Histoire de l’Eglise

Les éléments ci-dessous sont extraits de l’étude réalisée en mai 2013, par Monsieur S. BERHAULT, architecte du patrimoine, du cabinet d’étude AEdificio.

L’église de Sermaise, dite « Notre Dame en sa nativité », est l’exemple typique d’une église rurale ayant évolué au fur et à mesure des temps, passant de la petite chapelle à un monument imposant.
Outre l’intérêt documentaire, il est impossible de faire l’impasse sur les principales phases constructives du monument car c’est justement d’elles que dépendent parfois les pathologies constatées aujourd’hui. C’est également le seul moyen de proposer une datation des différentes parties, datation qui permettra d’ajuster les techniques de restauration et d’éviter tout anachronisme.
L’observation des élévations à l’intérieur même des charpentes est souvent révélatrice de l’évolution du bâtiment. En effet, celles-ci étant inaccessibles aux fidèles, les constructeurs ne cherchent pas à faire disparaître les traces de leurs interventions, comme dans le reste de l’édifice.

PHASE 1 – Fin XI ème, début XII ème siècle – Chapelle castrale
L’époque de construction et le volume de la chapelle primitive, en plus de son implantation particulière dans le village, nous amène à postuler qu’il s’agissait d’une chapelle castrale isolée, d’un volume proche de celui de la chapelle de Blancheface.
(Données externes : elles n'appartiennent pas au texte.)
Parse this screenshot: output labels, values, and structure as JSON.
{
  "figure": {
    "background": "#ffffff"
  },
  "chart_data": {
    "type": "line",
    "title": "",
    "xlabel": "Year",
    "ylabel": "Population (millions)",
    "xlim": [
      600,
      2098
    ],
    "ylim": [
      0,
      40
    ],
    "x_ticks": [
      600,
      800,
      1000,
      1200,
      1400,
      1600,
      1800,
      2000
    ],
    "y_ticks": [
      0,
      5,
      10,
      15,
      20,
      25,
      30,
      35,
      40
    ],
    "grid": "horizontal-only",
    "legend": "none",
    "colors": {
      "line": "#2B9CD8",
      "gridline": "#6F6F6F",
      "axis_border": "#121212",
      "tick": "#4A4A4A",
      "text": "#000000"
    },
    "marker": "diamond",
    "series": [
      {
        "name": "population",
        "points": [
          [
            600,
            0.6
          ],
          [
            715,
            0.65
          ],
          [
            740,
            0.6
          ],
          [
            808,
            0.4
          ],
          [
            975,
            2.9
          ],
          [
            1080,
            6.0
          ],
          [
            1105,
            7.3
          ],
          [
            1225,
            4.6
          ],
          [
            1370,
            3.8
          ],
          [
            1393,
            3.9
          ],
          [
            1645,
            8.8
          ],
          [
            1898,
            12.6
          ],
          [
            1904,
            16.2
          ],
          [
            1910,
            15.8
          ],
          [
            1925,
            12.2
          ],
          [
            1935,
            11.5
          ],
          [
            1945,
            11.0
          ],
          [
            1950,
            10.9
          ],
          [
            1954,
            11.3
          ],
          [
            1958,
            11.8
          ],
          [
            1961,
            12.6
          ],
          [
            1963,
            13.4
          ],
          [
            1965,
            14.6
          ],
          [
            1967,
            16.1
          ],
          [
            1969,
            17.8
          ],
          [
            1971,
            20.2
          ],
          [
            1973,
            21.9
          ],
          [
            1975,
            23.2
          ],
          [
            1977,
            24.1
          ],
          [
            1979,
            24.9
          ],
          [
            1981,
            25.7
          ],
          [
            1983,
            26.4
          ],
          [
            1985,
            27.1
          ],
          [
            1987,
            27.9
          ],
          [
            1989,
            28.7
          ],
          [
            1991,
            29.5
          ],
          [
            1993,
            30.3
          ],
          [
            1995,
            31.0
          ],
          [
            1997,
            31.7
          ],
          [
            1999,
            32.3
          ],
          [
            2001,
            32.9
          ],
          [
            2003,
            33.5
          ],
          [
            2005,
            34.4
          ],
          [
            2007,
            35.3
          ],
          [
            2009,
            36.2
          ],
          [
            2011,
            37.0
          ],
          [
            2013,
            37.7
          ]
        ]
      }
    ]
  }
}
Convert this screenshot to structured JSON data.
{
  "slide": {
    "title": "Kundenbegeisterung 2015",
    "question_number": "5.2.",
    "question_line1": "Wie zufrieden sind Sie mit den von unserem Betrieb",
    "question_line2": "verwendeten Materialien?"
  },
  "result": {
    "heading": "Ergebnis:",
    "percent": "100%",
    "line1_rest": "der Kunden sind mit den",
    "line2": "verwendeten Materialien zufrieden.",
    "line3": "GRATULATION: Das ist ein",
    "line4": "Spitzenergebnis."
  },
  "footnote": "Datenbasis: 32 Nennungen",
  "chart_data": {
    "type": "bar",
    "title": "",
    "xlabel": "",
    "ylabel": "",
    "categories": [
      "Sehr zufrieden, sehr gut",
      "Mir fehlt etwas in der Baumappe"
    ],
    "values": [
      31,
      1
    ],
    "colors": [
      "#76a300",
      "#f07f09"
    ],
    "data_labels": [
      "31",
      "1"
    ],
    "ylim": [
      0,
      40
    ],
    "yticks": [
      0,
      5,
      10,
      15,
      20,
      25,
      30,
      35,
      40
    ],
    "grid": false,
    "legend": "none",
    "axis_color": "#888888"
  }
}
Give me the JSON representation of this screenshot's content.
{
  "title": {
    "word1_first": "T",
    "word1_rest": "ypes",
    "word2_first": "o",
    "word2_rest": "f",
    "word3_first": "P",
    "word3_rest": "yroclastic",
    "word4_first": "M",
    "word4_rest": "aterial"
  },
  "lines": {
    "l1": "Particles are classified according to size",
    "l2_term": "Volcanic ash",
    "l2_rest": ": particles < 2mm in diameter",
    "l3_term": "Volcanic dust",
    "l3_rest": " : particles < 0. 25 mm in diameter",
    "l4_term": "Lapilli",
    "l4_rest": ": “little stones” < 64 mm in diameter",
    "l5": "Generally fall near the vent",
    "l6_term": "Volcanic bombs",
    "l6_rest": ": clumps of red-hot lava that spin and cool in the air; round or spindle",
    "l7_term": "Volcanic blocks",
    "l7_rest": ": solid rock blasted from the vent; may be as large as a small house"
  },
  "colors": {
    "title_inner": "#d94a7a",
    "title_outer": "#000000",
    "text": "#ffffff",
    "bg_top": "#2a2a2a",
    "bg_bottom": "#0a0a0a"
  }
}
PHASE 2 – Fin XII ème, début XIII ème siècle – Clocher
La seconde phase voit la construction du clocher. Celui-ci est alors construit hors-œuvre sauf sur un côté. L’importante épaisseur de ses maçonneries et la présence de baies obturées côté combles le confirment.
Le clocher hors-œuvre est une spécificité de la fin du XII ème siècle, début du XIII ème siècle. La construction d’un clocher indique que l’église n’a plus alors son statut de chapelle castrale.

PHASE 3 – XIII ème siècle – Nef avec charpente apparente
La troisième phase d’agrandissement est la création d’une grande nef au XIII ème siècle. Celle-ci comprenait les volumes du vaisseau central de la nef actuelle et du bas coté sud.
A cette époque, la chapelle romane devient de fait le chœur, sanctuaire de l’église. La séparation entre le profane et le sacré est assuré par l’arc triomphal nouvellement réalisé. Pour des raisons symboliques, le sanctuaire se doit d’être doté d’une voûte à l’époque médiévale, simple voûte d’arête ou plus sophistiquées croisée d’ogives.

PHASE 4 – XIII-XIV ème  siècles – Couvrement du chœur
Au XVI ème siècle de nombreux travaux sont entrepris dans la logique des grandes campagnes de reconstruction d’après la Guerre de Cent ans. On constate la construction hors-œuvre du bas-côté nord avec le percement de l’ancien mur gouttereau plein et la création du bas-côté sud dans l’emprise de l’ancienne nef avec la construction de la file des grandes arcades.

PHASES 5 et 6 – Création des bas-côtés
Afin de permettre le couvrement du bas-côté nord sous un même versant de toiture avec la nef mais aussi dans l’optique manifeste de doter la nef d’un couvrement lourd, le mur gouttereau nord de la nef est surélevé de manière à s’aligner sur le niveau de l’arase du chœur. L’édifice pouvait alors recevoir un seul et même comble sans différenciation des espaces intérieurs, lui conférant une allure extérieure d’église-halle.
Cette phase d’agrandissement est en fait à scinder en deux chantiers distants de quelques années. Un « coup de sabre » visible sur la façade nord entre la 3 ème et la 4 ème travée ouest indique une interruption dans la création du bas-côté nord qui semble donc avoir démarré par les deux travées est.
La dendrochronologie confirme cette interruption de quelques années puisque la charpente du chœur est datée de 1501 et que les charpentes des bas-côtés et de la nef sont manifestement réalisées en une seule fois mais avec un décalage de 7 années (1508).

Les voûtes sont ensuite réalisées (années 1509-1510 et suivantes) ce qui est bien conforme à leur typologie et détails stylistiques (clé de voûtes, culots et nervures). Leur réalisation dans l’espace d’une structure non conçue initialement pour les recevoir crée, en de multiples endroits, des « chameaux », décalages, désaxement, etc.